Dr. Delbert Dorscheid and Dr. Josie Geller are recipients of the 2018 MSFHR Health Professional-Investigator Award.Dr. Delbert Dorscheid and Dr. Josie Geller are recipients of the 2018 MSFHR Health Professional-Investigator Award.

Two Providence Health Care researchers are among the 12 exceptional B.C. health professionals who have been funded in the second annual Michael Smith Foundation for Health Research Health Professional-Investigator competition. Each will receive funding to support research focused on answering questions derived from their practical experience and clinical expertise. 

Respirologist Dr. Delbert Dorscheid, a Principal Investigator with the Centre for Heart Lung Innovation (HLI) and an Associate Professor in UBC’s Department of Medicine, won funding for his project “IgE-mediated inflammation generated by the airway epithelium is antigen independent: A cause of a novel asthma phenotype.”

Co-funded by the Providence Health Care Research Institute, this project aims to find new ways to predict the response of asthmatic patients to existing and new drugs by better understanding how allergies cause asthma symptoms.

Registered Psychologist Dr. Josie Geller, a Scientist with the Centre for Health Evaluation and Outcome Sciences (CHÉOS) and Director of Research with the Eating Disorders Program at St. Paul’s Hospital, won funding for her project “Improving outcomes in the treatment of eating disorders: Self-compassion in patients, families and clinicians.”

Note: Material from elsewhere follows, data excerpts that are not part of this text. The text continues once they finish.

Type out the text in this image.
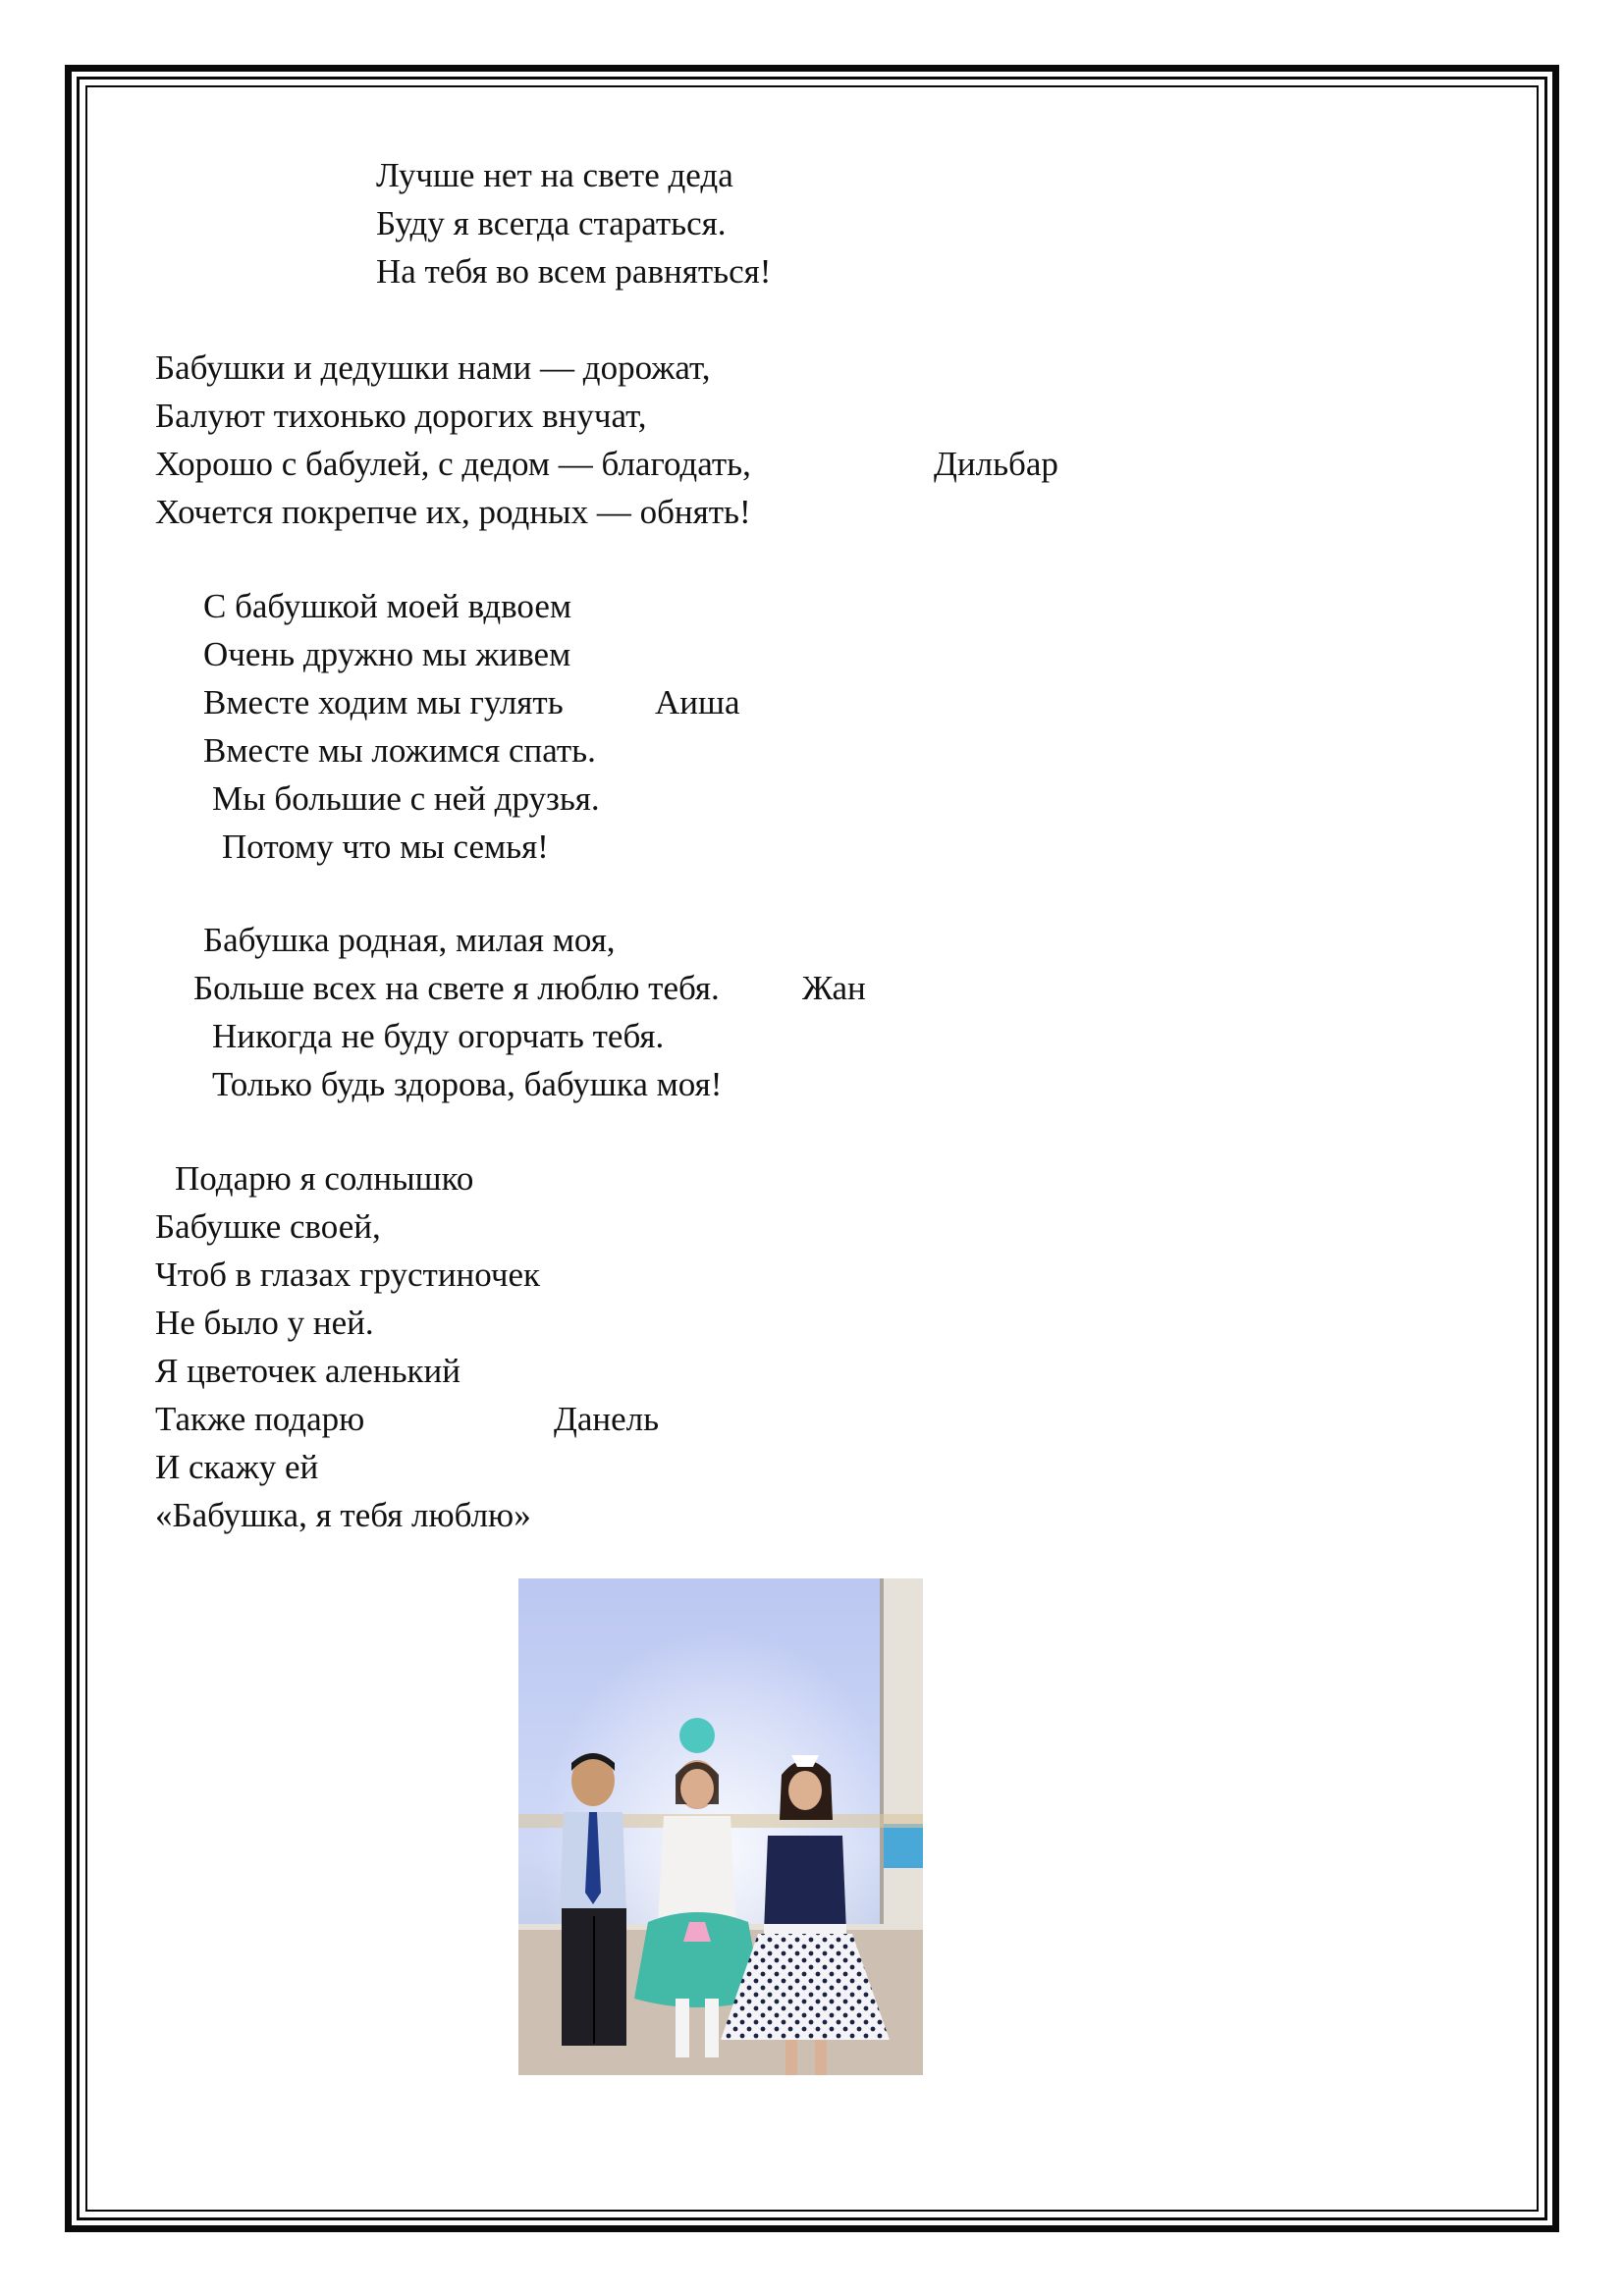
Лучше нет на свете деда
Буду я всегда стараться.
На тебя во всем равняться!
Бабушки и дедушки нами — дорожат,
Балуют тихонько дорогих внучат,
Хорошо с бабулей, с дедом — благодать,
Хочется покрепче их, родных — обнять!
Дильбар
С бабушкой моей вдвоем
Очень дружно мы живем
Вместе ходим мы гулять
Вместе мы ложимся спать.
Мы большие с ней друзья.
Потому что мы семья!
Аиша
Бабушка родная, милая моя,
Больше всех на свете я люблю тебя.
Никогда не буду огорчать тебя.
Только будь здорова, бабушка моя!
Жан
Подарю я солнышко
Бабушке своей,
Чтоб в глазах грустиночек
Не было у ней.
Я цветочек аленький
Также подарю
И скажу ей
«Бабушка, я тебя люблю»
Данель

This project aims to help researchers understand how self-compassion can benefit individuals with chronic health conditions.

MSFHR Health Professional-Investigator Awards provide an initial three years of funding support at $90,000 per annum, with the option to renew the award for an additional two years of support at $90,000 per annum. The awards are meant to support health professionals who are actively involved in patient care to conduct and apply research relevant to health and/or the health system.

In other good news

Dr. Geller's success isn't the only good news to come out of the SPH Eating Disorders Program this week. Research assistant Megumi Iyar has successfully defended her MA thesis, “Is motivation enough? Confidence as a predictor of outcome in inpatient treatment for eating disorders,” which examined the role of confidence in 4NW outcomes. Her committee was so impressed with her work and presentation that she passed with highest distinction.

Megumi was also successful in obtaining a Social Sciences and Humanities Research Council (SSHRC) award. This is the best (and most prestigious) funding available to graduate students. It will be a great help when she does her PhD at UBC Okanagan in the fall.